Tom Clement Reverse Engineers Neweer's Wireless Light Controls to Ease Rapid Setup
From sniffing for radio traffic to attempting to dump the ROM, Clement outlines an exhaustive — and ultimately successful — process.
Developer Tom Clement has written up a project to reverse engineer the remote control of a popular photography and videography light — in order to speed up the setup process.
"Neewer makes decent light panels for photography, video, and streaming. Their flagship high-CRI [Color Rendering Index] temperature-adjustable NL660-2.4 panels are around half the price of an Elgato Key Light, and come with a wireless remote to control them," Clement explains. "The remote is also nice, but has one major pitfall: it doesn’t have a button to turn on the lights with their previous brightness setting. As I use my two panels at different angles and distances to my face, they each have their own ideal brightness."
The solution, then: Automating the setup process. To do this, though, Clement had to reverse engineer the 2.4GHz wireless remote that came with the lights — starting by finding standards testing documentation, which offer details about the precise frequency and modulation standard used.
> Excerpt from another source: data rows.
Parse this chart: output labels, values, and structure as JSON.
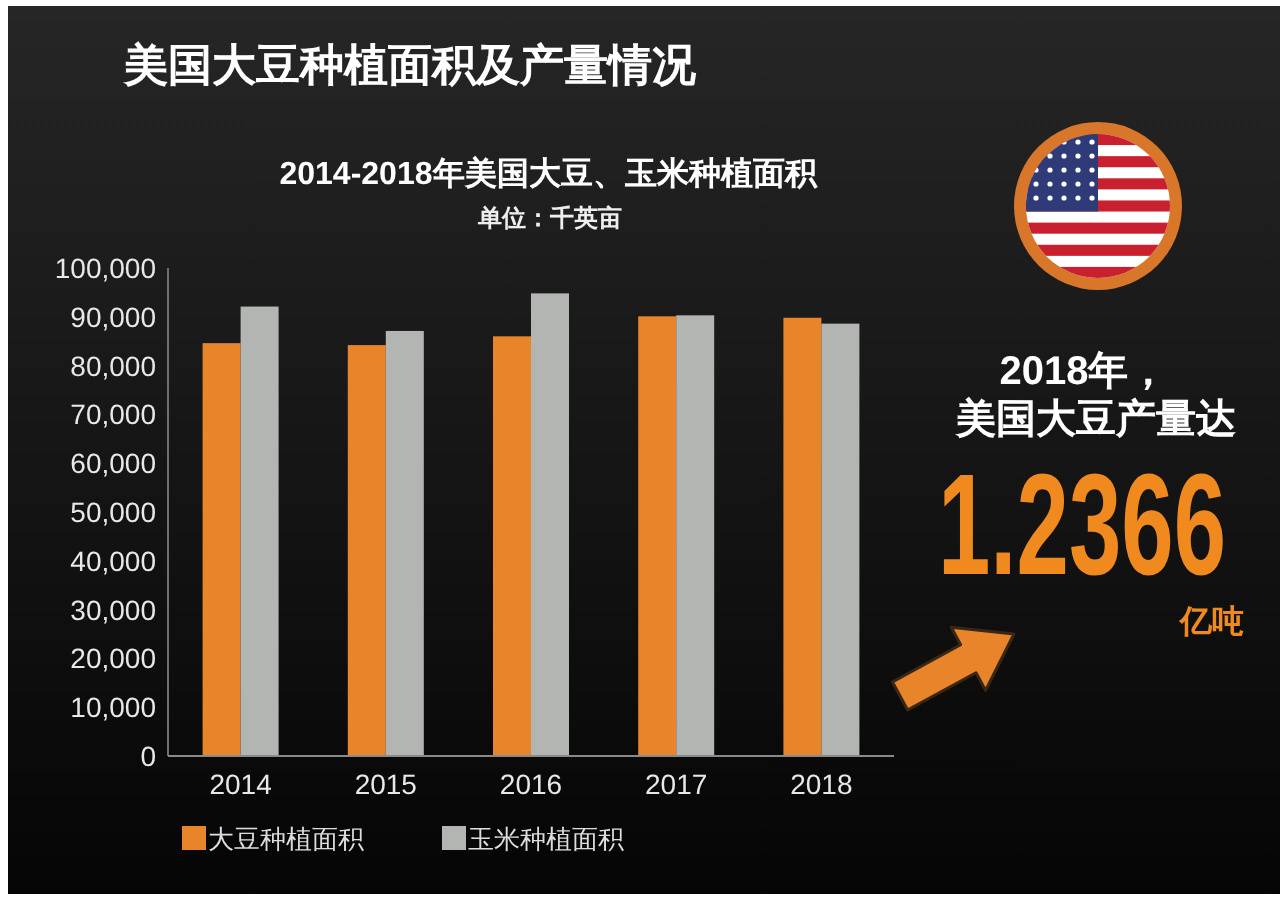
{
  "chart_data": [
    {
      "type": "other",
      "title": "美国大豆种植面积及产量情况"
    },
    {
      "type": "bar",
      "title": "2014-2018年美国大豆、玉米种植面积",
      "subtitle": "单位：千英亩",
      "categories": [
        "2014",
        "2015",
        "2016",
        "2017",
        "2018"
      ],
      "series": [
        {
          "name": "大豆种植面积",
          "color": "#e8842a",
          "values": [
            84600,
            84200,
            86000,
            90100,
            89800
          ]
        },
        {
          "name": "玉米种植面积",
          "color": "#b3b5b3",
          "values": [
            92100,
            87100,
            94800,
            90300,
            88600
          ]
        }
      ],
      "ylim": [
        0,
        100000
      ],
      "yticks": [
        0,
        {
          "value": 10000,
          "label": "10,000"
        },
        {
          "value": 20000,
          "label": "20,000"
        },
        {
          "value": 30000,
          "label": "30,000"
        },
        {
          "value": 40000,
          "label": "40,000"
        },
        {
          "value": 50000,
          "label": "50,000"
        },
        {
          "value": 60000,
          "label": "60,000"
        },
        {
          "value": 70000,
          "label": "70,000"
        },
        {
          "value": 80000,
          "label": "80,000"
        },
        {
          "value": 90000,
          "label": "90,000"
        },
        {
          "value": 100000,
          "label": "100,000"
        }
      ],
      "legend": "bottom"
    },
    {
      "type": "other",
      "annotations": [
        "2018年，",
        "美国大豆产量达",
        "1.2366",
        "亿吨"
      ]
    }
  ]
}
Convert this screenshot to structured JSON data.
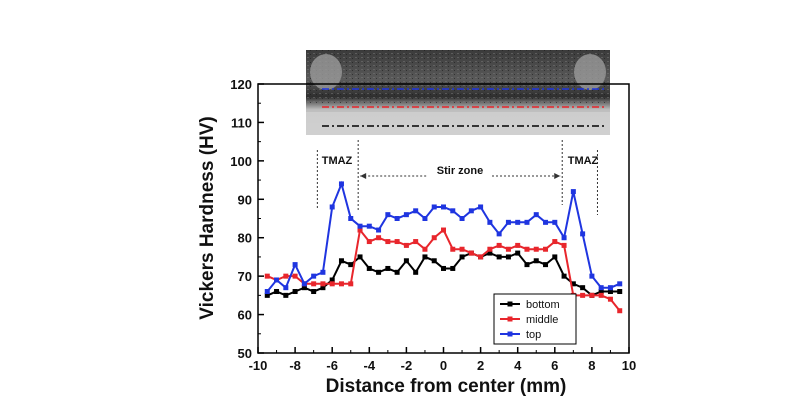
{
  "chart_data": {
    "type": "line",
    "xlabel": "Distance from center (mm)",
    "ylabel": "Vickers Hardness (HV)",
    "xlim": [
      -10,
      10
    ],
    "ylim": [
      50,
      120
    ],
    "x_ticks": [
      -10,
      -8,
      -6,
      -4,
      -2,
      0,
      2,
      4,
      6,
      8,
      10
    ],
    "y_ticks": [
      50,
      60,
      70,
      80,
      90,
      100,
      110,
      120
    ],
    "grid": false,
    "legend_position": "bottom-right",
    "x": [
      -9.5,
      -9.0,
      -8.5,
      -8.0,
      -7.5,
      -7.0,
      -6.5,
      -6.0,
      -5.5,
      -5.0,
      -4.5,
      -4.0,
      -3.5,
      -3.0,
      -2.5,
      -2.0,
      -1.5,
      -1.0,
      -0.5,
      0.0,
      0.5,
      1.0,
      1.5,
      2.0,
      2.5,
      3.0,
      3.5,
      4.0,
      4.5,
      5.0,
      5.5,
      6.0,
      6.5,
      7.0,
      7.5,
      8.0,
      8.5,
      9.0,
      9.5
    ],
    "series": [
      {
        "name": "bottom",
        "color": "#000000",
        "values": [
          65,
          66,
          65,
          66,
          67,
          66,
          67,
          69,
          74,
          73,
          75,
          72,
          71,
          72,
          71,
          74,
          71,
          75,
          74,
          72,
          72,
          75,
          76,
          75,
          76,
          75,
          75,
          76,
          73,
          74,
          73,
          75,
          70,
          68,
          67,
          65,
          66,
          66,
          66
        ]
      },
      {
        "name": "middle",
        "color": "#e8262c",
        "values": [
          70,
          69,
          70,
          70,
          68,
          68,
          68,
          68,
          68,
          68,
          82,
          79,
          80,
          79,
          79,
          78,
          79,
          77,
          80,
          82,
          77,
          77,
          76,
          75,
          77,
          78,
          77,
          78,
          77,
          77,
          77,
          79,
          78,
          65,
          65,
          65,
          65,
          64,
          61
        ]
      },
      {
        "name": "top",
        "color": "#1f35e0",
        "values": [
          66,
          69,
          67,
          73,
          68,
          70,
          71,
          88,
          94,
          85,
          83,
          83,
          82,
          86,
          85,
          86,
          87,
          85,
          88,
          88,
          87,
          85,
          87,
          88,
          84,
          81,
          84,
          84,
          84,
          86,
          84,
          84,
          80,
          92,
          81,
          70,
          67,
          67,
          68
        ]
      }
    ],
    "annotations": {
      "tmaz_left": "TMAZ",
      "tmaz_right": "TMAZ",
      "stir_zone": "Stir zone",
      "tmaz_left_bounds": [
        -6.8,
        -4.6
      ],
      "tmaz_right_bounds": [
        6.4,
        8.3
      ],
      "stir_zone_bounds": [
        -4.6,
        6.4
      ]
    },
    "inset_image": {
      "description_lines": [
        {
          "color": "#1f35e0",
          "style": "dash-dot"
        },
        {
          "color": "#e8262c",
          "style": "dash-dot"
        },
        {
          "color": "#000000",
          "style": "dash-dot"
        }
      ]
    }
  }
}
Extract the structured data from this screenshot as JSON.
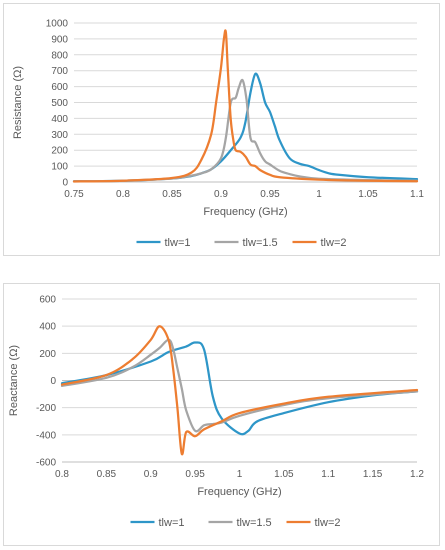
{
  "chart_data": [
    {
      "type": "line",
      "xlabel": "Frequency (GHz)",
      "ylabel": "Resistance (Ω)",
      "xlim": [
        0.75,
        1.1
      ],
      "ylim": [
        0,
        1000
      ],
      "xticks": [
        "0.75",
        "0.8",
        "0.85",
        "0.9",
        "0.95",
        "1",
        "1.05",
        "1.1"
      ],
      "yticks": [
        "0",
        "100",
        "200",
        "300",
        "400",
        "500",
        "600",
        "700",
        "800",
        "900",
        "1000"
      ],
      "grid": "horizontal",
      "legend_position": "bottom",
      "series": [
        {
          "name": "tlw=1",
          "color": "#2e96c8",
          "x": [
            0.75,
            0.8,
            0.85,
            0.87,
            0.88,
            0.89,
            0.9,
            0.91,
            0.92,
            0.925,
            0.93,
            0.935,
            0.94,
            0.945,
            0.95,
            0.955,
            0.96,
            0.97,
            0.98,
            0.99,
            1.0,
            1.01,
            1.02,
            1.05,
            1.1
          ],
          "y": [
            5,
            8,
            22,
            38,
            55,
            80,
            130,
            200,
            280,
            380,
            560,
            680,
            620,
            500,
            440,
            350,
            260,
            150,
            115,
            100,
            75,
            55,
            45,
            30,
            18
          ]
        },
        {
          "name": "tlw=1.5",
          "color": "#a5a5a5",
          "x": [
            0.75,
            0.8,
            0.85,
            0.87,
            0.88,
            0.89,
            0.9,
            0.905,
            0.91,
            0.915,
            0.918,
            0.922,
            0.926,
            0.93,
            0.935,
            0.94,
            0.945,
            0.95,
            0.96,
            0.97,
            0.98,
            1.0,
            1.05,
            1.1
          ],
          "y": [
            5,
            8,
            22,
            40,
            55,
            80,
            150,
            280,
            500,
            530,
            590,
            640,
            520,
            280,
            250,
            180,
            130,
            110,
            70,
            50,
            35,
            20,
            12,
            8
          ]
        },
        {
          "name": "tlw=2",
          "color": "#ed7d31",
          "x": [
            0.75,
            0.8,
            0.85,
            0.87,
            0.88,
            0.89,
            0.895,
            0.9,
            0.903,
            0.905,
            0.907,
            0.91,
            0.913,
            0.915,
            0.92,
            0.925,
            0.93,
            0.935,
            0.94,
            0.95,
            0.96,
            1.0,
            1.05,
            1.1
          ],
          "y": [
            3,
            8,
            25,
            60,
            140,
            300,
            500,
            720,
            900,
            940,
            700,
            390,
            250,
            200,
            190,
            160,
            110,
            100,
            75,
            45,
            30,
            15,
            8,
            5
          ]
        }
      ]
    },
    {
      "type": "line",
      "xlabel": "Frequency (GHz)",
      "ylabel": "Reactance (Ω)",
      "xlim": [
        0.8,
        1.2
      ],
      "ylim": [
        -600,
        600
      ],
      "xticks": [
        "0.8",
        "0.85",
        "0.9",
        "0.95",
        "1",
        "1.05",
        "1.1",
        "1.15",
        "1.2"
      ],
      "yticks": [
        "-600",
        "-400",
        "-200",
        "0",
        "200",
        "400",
        "600"
      ],
      "grid": "horizontal",
      "legend_position": "bottom",
      "series": [
        {
          "name": "tlw=1",
          "color": "#2e96c8",
          "x": [
            0.8,
            0.85,
            0.9,
            0.92,
            0.94,
            0.95,
            0.96,
            0.97,
            0.98,
            1.0,
            1.01,
            1.02,
            1.05,
            1.1,
            1.15,
            1.2
          ],
          "y": [
            -20,
            40,
            140,
            210,
            250,
            280,
            230,
            -120,
            -280,
            -390,
            -370,
            -300,
            -240,
            -160,
            -110,
            -80
          ]
        },
        {
          "name": "tlw=1.5",
          "color": "#a5a5a5",
          "x": [
            0.8,
            0.85,
            0.88,
            0.9,
            0.91,
            0.92,
            0.925,
            0.93,
            0.935,
            0.94,
            0.95,
            0.96,
            0.97,
            0.98,
            1.0,
            1.05,
            1.1,
            1.2
          ],
          "y": [
            -40,
            20,
            100,
            190,
            240,
            300,
            240,
            90,
            -60,
            -220,
            -370,
            -330,
            -320,
            -310,
            -260,
            -180,
            -130,
            -80
          ]
        },
        {
          "name": "tlw=2",
          "color": "#ed7d31",
          "x": [
            0.8,
            0.85,
            0.88,
            0.9,
            0.91,
            0.92,
            0.925,
            0.93,
            0.935,
            0.94,
            0.95,
            0.96,
            0.98,
            1.0,
            1.05,
            1.1,
            1.2
          ],
          "y": [
            -30,
            40,
            160,
            300,
            400,
            300,
            100,
            -200,
            -540,
            -380,
            -410,
            -360,
            -300,
            -240,
            -170,
            -120,
            -70
          ]
        }
      ]
    }
  ]
}
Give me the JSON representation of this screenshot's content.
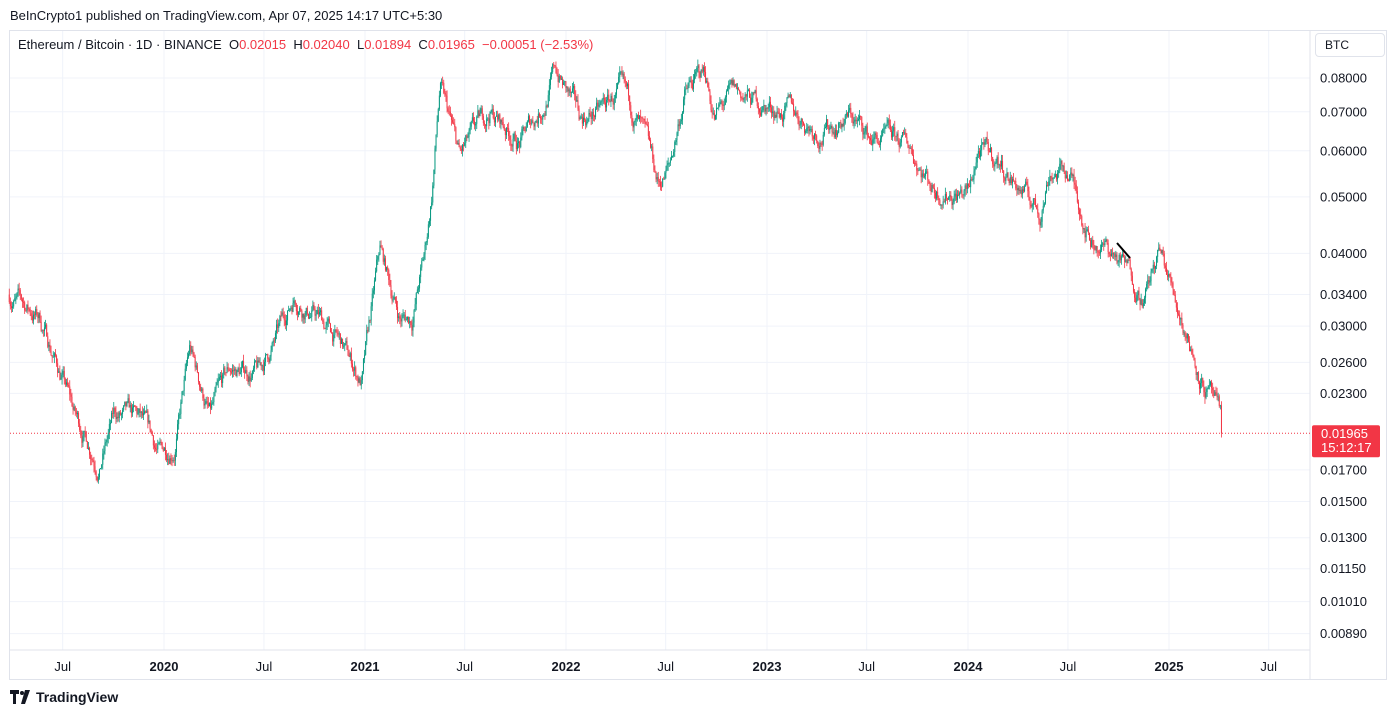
{
  "header": {
    "published": "BeInCrypto1 published on TradingView.com, Apr 07, 2025 14:17 UTC+5:30"
  },
  "legend": {
    "symbol": "Ethereum / Bitcoin · 1D · BINANCE",
    "open_label": "O",
    "open": "0.02015",
    "high_label": "H",
    "high": "0.02040",
    "low_label": "L",
    "low": "0.01894",
    "close_label": "C",
    "close": "0.01965",
    "change": "−0.00051 (−2.53%)"
  },
  "price_scale": {
    "unit": "BTC"
  },
  "last_price": {
    "value": "0.01965",
    "countdown": "15:12:17",
    "color": "#f23645"
  },
  "footer": {
    "brand": "TradingView"
  },
  "colors": {
    "up": "#089981",
    "down": "#f23645",
    "grid": "#f0f3fa"
  },
  "chart_data": {
    "type": "candlestick",
    "title": "Ethereum / Bitcoin · 1D · BINANCE",
    "y_scale": "log",
    "ylim": [
      0.0083,
      0.088
    ],
    "grid": true,
    "y_ticks": [
      "0.08000",
      "0.07000",
      "0.06000",
      "0.05000",
      "0.04000",
      "0.03400",
      "0.03000",
      "0.02600",
      "0.02300",
      "0.01700",
      "0.01500",
      "0.01300",
      "0.01150",
      "0.01010",
      "0.00890"
    ],
    "x_ticks": [
      {
        "label": "Jul",
        "date": "2019-07-01",
        "bold": false
      },
      {
        "label": "2020",
        "date": "2020-01-01",
        "bold": true
      },
      {
        "label": "Jul",
        "date": "2020-07-01",
        "bold": false
      },
      {
        "label": "2021",
        "date": "2021-01-01",
        "bold": true
      },
      {
        "label": "Jul",
        "date": "2021-07-01",
        "bold": false
      },
      {
        "label": "2022",
        "date": "2022-01-01",
        "bold": true
      },
      {
        "label": "Jul",
        "date": "2022-07-01",
        "bold": false
      },
      {
        "label": "2023",
        "date": "2023-01-01",
        "bold": true
      },
      {
        "label": "Jul",
        "date": "2023-07-01",
        "bold": false
      },
      {
        "label": "2024",
        "date": "2024-01-01",
        "bold": true
      },
      {
        "label": "Jul",
        "date": "2024-07-01",
        "bold": false
      },
      {
        "label": "2025",
        "date": "2025-01-01",
        "bold": true
      },
      {
        "label": "Jul",
        "date": "2025-07-01",
        "bold": false
      }
    ],
    "approx_close_path": [
      [
        "2019-03-26",
        0.034
      ],
      [
        "2019-05-20",
        0.031
      ],
      [
        "2019-07-04",
        0.024
      ],
      [
        "2019-07-23",
        0.021
      ],
      [
        "2019-09-06",
        0.0175
      ],
      [
        "2019-10-03",
        0.021
      ],
      [
        "2019-11-18",
        0.0205
      ],
      [
        "2019-12-24",
        0.018
      ],
      [
        "2020-01-21",
        0.019
      ],
      [
        "2020-02-17",
        0.027
      ],
      [
        "2020-03-25",
        0.021
      ],
      [
        "2020-04-30",
        0.025
      ],
      [
        "2020-06-23",
        0.025
      ],
      [
        "2020-07-20",
        0.028
      ],
      [
        "2020-08-26",
        0.034
      ],
      [
        "2020-10-10",
        0.031
      ],
      [
        "2020-11-16",
        0.028
      ],
      [
        "2020-12-26",
        0.024
      ],
      [
        "2021-01-28",
        0.04
      ],
      [
        "2021-03-05",
        0.031
      ],
      [
        "2021-03-27",
        0.031
      ],
      [
        "2021-04-20",
        0.04
      ],
      [
        "2021-05-02",
        0.05
      ],
      [
        "2021-05-17",
        0.077
      ],
      [
        "2021-06-22",
        0.058
      ],
      [
        "2021-08-16",
        0.07
      ],
      [
        "2021-10-09",
        0.062
      ],
      [
        "2021-11-24",
        0.073
      ],
      [
        "2021-12-12",
        0.083
      ],
      [
        "2022-01-26",
        0.068
      ],
      [
        "2022-03-03",
        0.07
      ],
      [
        "2022-04-09",
        0.075
      ],
      [
        "2022-05-15",
        0.066
      ],
      [
        "2022-06-17",
        0.052
      ],
      [
        "2022-07-08",
        0.056
      ],
      [
        "2022-08-04",
        0.075
      ],
      [
        "2022-09-10",
        0.082
      ],
      [
        "2022-09-28",
        0.069
      ],
      [
        "2022-11-03",
        0.075
      ],
      [
        "2022-12-19",
        0.072
      ],
      [
        "2023-02-12",
        0.07
      ],
      [
        "2023-04-08",
        0.065
      ],
      [
        "2023-06-01",
        0.069
      ],
      [
        "2023-07-07",
        0.063
      ],
      [
        "2023-09-17",
        0.061
      ],
      [
        "2023-11-01",
        0.052
      ],
      [
        "2024-01-04",
        0.051
      ],
      [
        "2024-01-19",
        0.06
      ],
      [
        "2024-02-28",
        0.057
      ],
      [
        "2024-05-11",
        0.047
      ],
      [
        "2024-05-29",
        0.056
      ],
      [
        "2024-07-04",
        0.055
      ],
      [
        "2024-08-10",
        0.043
      ],
      [
        "2024-10-03",
        0.039
      ],
      [
        "2024-11-18",
        0.034
      ],
      [
        "2024-12-15",
        0.04
      ],
      [
        "2025-01-30",
        0.03
      ],
      [
        "2025-02-26",
        0.025
      ],
      [
        "2025-03-25",
        0.022
      ],
      [
        "2025-04-07",
        0.01965
      ]
    ]
  }
}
The next step will be familiar to anyone who has attempted a similar project: Dismantling the remote to uncover an STMicro STM8 microcontroller and an SI24R1 radio — "a clone," Clement notes, "of the widely-used Nordic nRF24L01."
Clement tried scanning the radio spectrum for traffic without success, and turned to dumping the contents of the STM8 microcontroller — aided by the presence of an unpopulated SWIM-protocol debug header on the remote board. The protection fuse was set, however, and Clement was not eager to bypass it.
What next? Snooping the SPI bus. "Since all we want is to know the initialization details of the SI24R1 and the packet protocol," Clement writes, "dumping or changing the STM8 firmware is not really important. Instead, we can also simply listen in on the SPI bus that the STM8 uses to initialise the SI24R1 and send packet data."
That process proved a success, aided by the fact the remote retransmits the radio configuration details to the chip — and a few experimental button presses uncovered the most important parts of Neewer's remote control protocol. "I ordered a nifty Arduino Nano-compatible board with an NRF24L01 integrated on it (RFNano)," Clement writes, "and modified an example of the NRF24 library that cycles through Neewer brightness commands. After flashing, we’re greeted with a dimming room."
Full details on the project are available on Clement's blog, In The Name of Science, while the source code for the project has been uploaded to GitHub as a gist.